Quantum Acoustics Demystifies the Strange Metals
Eric J. Heller, Alhun Aydin, Anton M. Graf, Joost de Nijs, Yoel Zimmermann, Xiaoyu Ouyang, Shaobing Yuan, Zixuan Chai, Siyuan Chen, Jasper Jain, Mingxuan Xiao, Chenzheng Yu, Zhongling Lu, Joonas Keski-Rahkonen
TL;DR
This work reframes lattice vibrations in solids as a time-dependent, nonperturbative vibronic medium within a coherent-state (quantum acoustics) framework, unifying waves and particles through the wave-on-wave (WoW) approach. By treating the deformation potential dynamically and back-action with exact path-integral and stochastic methods, the authors derive Planckian diffusion with a diffusion constant $D\approx \hbar/m^*$, yielding linear-in-$T$ resistivity and bypassing the MIR limit in strange metals. The theory naturally explains polaron and charge-density-wave formation, Drude-peak displacement in optics, and the apparent isotropy of scattering rates, offering a common microscopic origin for diverse strange-metal phenomena anchored in the Fröhlich model. The results imply a universal, diffusion-dominated transport regime driven by vibronic coupling, with broad implications for interpreting transport in high-$T_c$ materials and other dynamic disordered media.
Abstract
Phonons have long been thought to be incapable of explaining key phenomena in strange metals, including linear-in-\textit{T} Planckian resistivity from high to very low temperatures.
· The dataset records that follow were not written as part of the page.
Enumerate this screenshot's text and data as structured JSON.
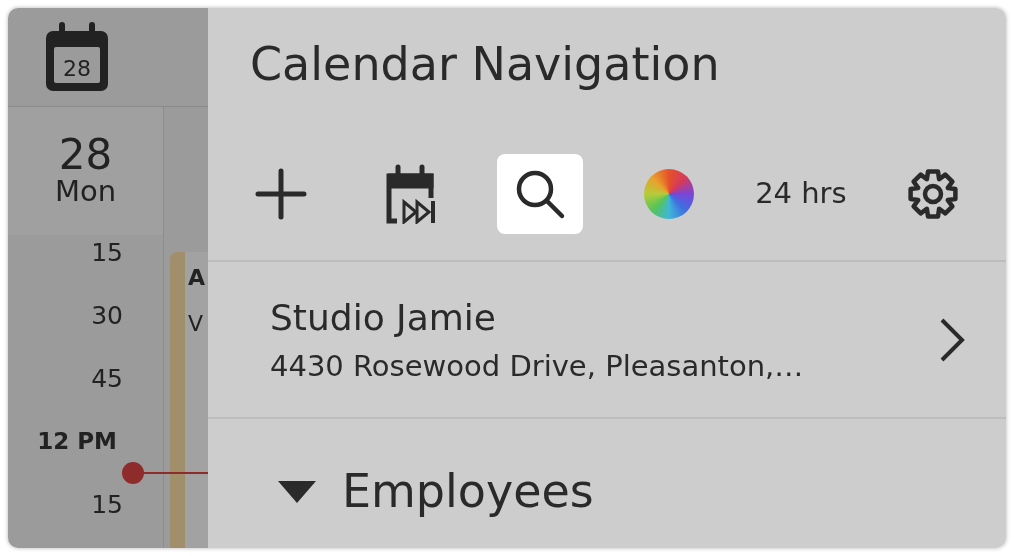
{
  "calendar": {
    "header_day": "28",
    "day_number": "28",
    "weekday": "Mon",
    "times": [
      {
        "label": "15",
        "kind": "minute"
      },
      {
        "label": "30",
        "kind": "minute"
      },
      {
        "label": "45",
        "kind": "minute"
      },
      {
        "label": "12 PM",
        "kind": "hour"
      },
      {
        "label": "15",
        "kind": "minute"
      }
    ],
    "event": {
      "title": "A",
      "subtitle": "V"
    }
  },
  "panel": {
    "title": "Calendar Navigation",
    "toolbar": [
      {
        "kind": "add",
        "selected": false
      },
      {
        "kind": "jump",
        "selected": false
      },
      {
        "kind": "search",
        "selected": true
      },
      {
        "kind": "colors",
        "selected": false
      },
      {
        "kind": "text",
        "label": "24 hrs",
        "selected": false
      },
      {
        "kind": "settings",
        "selected": false
      }
    ],
    "location": {
      "name": "Studio Jamie",
      "address": "4430 Rosewood Drive, Pleasanton,…"
    },
    "section": {
      "label": "Employees",
      "expanded": true
    }
  }
}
We argue that these conclusions were based on static, perturbative approaches that overlooked essential time-dependent and nonperturbative electron-lattice physics. In fact ``phonons'' are not the best target for discussion, just like ``photons'' are not the best way to think about Maxwell's equations. Quantum optics connects photons and electromagnetism, as developed 60 years ago by Glauber and others. We have been developing the parallel world of quantum acoustics. Far from being only of academic interest, the new tools are rapidly exposing the secrets of the strange metals, revealing strong vibronic (vibration-electronic) interactions playing a crucial role forming polarons and charge density waves, linear-in-$T$ resistivity at the Planckian rate over thousands of degrees, resolution of the Drude peak infrared anomaly, and the absence of a $T^4$ low-temperature resistivity rise in 2D systems, and of a Mott-Ioffe-Regel resistivity saturation. We derive Planckian transport, polarons, CDWs, and pseudogaps from the Fröhlich model. The ``new physics'' has been hiding in this model all along, in the right parameter regime, if it is treated nonperturbatively. In the course of this work we have uncovered the generalization of Anderson localization to dynamic media: a universal Planckian diffusion emerges, a ``ghost'' of Anderson localization. Planckian diffusion is clearly defined and is more fundamental than the popular but elusive, model dependent concept of ``Planckian speed limit''.